A record number of Americans renounced their U.S. citizenship in the first part of 2015, following a year where more Americans fled to other countries than ever before to avoid high taxes, according to a report in CNS News.
The number of citizens deciding to become expatriates has been growing, with most former citizens citing America’s taxe rates as the reason for leaving the land of the free. According to a survey by the University of Kent, the desire to flee America’s burdensome tax structure is not exclusive to the ultra-wealthy.
“Of those who have renounced or relinquished US citizenship, nearly half (43%) have annual pre-tax household incomes of under $100,000” the survey reports.
While the number of Americans renouncing their citizenship remains fairly small – 3,415 did so last year – the percentage of people considering the move is larger than expected.

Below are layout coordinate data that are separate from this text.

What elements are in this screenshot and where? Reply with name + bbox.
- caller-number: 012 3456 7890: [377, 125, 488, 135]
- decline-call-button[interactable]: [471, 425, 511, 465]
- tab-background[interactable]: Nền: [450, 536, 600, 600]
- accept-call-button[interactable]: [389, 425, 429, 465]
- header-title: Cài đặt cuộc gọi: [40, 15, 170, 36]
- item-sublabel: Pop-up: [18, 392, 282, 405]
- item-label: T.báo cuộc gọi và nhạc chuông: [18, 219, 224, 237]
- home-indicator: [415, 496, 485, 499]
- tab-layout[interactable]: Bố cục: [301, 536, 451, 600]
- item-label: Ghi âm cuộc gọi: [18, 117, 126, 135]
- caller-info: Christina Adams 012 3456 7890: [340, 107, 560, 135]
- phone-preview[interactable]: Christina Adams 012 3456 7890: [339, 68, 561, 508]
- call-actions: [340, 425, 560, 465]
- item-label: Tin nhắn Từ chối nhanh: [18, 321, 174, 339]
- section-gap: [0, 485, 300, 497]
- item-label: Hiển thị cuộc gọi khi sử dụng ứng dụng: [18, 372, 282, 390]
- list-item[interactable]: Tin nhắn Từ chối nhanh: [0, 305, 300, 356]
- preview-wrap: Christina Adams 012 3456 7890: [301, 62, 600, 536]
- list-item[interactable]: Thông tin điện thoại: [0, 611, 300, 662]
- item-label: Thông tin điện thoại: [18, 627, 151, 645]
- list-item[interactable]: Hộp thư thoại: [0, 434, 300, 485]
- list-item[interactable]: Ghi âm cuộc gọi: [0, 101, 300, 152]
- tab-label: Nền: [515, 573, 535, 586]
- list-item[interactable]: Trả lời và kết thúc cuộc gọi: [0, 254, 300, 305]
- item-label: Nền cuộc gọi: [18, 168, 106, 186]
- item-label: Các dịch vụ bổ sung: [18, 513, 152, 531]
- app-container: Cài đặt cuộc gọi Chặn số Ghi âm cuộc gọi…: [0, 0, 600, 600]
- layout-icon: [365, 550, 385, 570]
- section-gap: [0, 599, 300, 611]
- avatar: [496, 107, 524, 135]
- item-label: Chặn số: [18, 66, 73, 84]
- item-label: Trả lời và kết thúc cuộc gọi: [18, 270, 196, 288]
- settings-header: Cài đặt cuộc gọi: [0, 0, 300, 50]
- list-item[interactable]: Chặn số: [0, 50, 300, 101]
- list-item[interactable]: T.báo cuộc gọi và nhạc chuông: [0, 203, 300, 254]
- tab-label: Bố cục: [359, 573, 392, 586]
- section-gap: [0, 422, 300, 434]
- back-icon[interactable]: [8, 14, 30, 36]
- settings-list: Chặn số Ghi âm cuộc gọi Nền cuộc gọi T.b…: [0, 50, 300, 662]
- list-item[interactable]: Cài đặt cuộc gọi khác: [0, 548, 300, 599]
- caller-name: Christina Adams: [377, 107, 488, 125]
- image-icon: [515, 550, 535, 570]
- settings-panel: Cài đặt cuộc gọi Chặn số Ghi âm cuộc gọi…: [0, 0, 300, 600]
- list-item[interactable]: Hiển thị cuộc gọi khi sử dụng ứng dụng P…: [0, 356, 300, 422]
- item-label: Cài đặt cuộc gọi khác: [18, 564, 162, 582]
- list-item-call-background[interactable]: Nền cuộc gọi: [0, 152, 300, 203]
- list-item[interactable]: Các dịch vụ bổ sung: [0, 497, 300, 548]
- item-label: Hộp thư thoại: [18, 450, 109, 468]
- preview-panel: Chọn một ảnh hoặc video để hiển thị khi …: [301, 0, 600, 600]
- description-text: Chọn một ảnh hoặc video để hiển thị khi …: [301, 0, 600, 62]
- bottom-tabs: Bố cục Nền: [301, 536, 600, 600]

According to the survey, almost 28 percent of respondents who make less than $100,000 a year are “considering” renouncing their citizenship. As could be expected, upper income respondents – those who make more than $250,000 annually – were slightly more inclined to leave the U.S., with 33 percent saying they were considering it.
“Of the overall US citizen respondents, 31 percent have actively thought about renouncing US citizenship and 3% are in the process of doing so,” the survey said.
In an effort to discourage the upward trend in emigration from the United States, the government raised the fee for those wishing to formally relinquish their citizenship from $450 to $2,350.
Apparently boosting the IRS fee for leaving an already high-tax country hasn’t slowed many people down.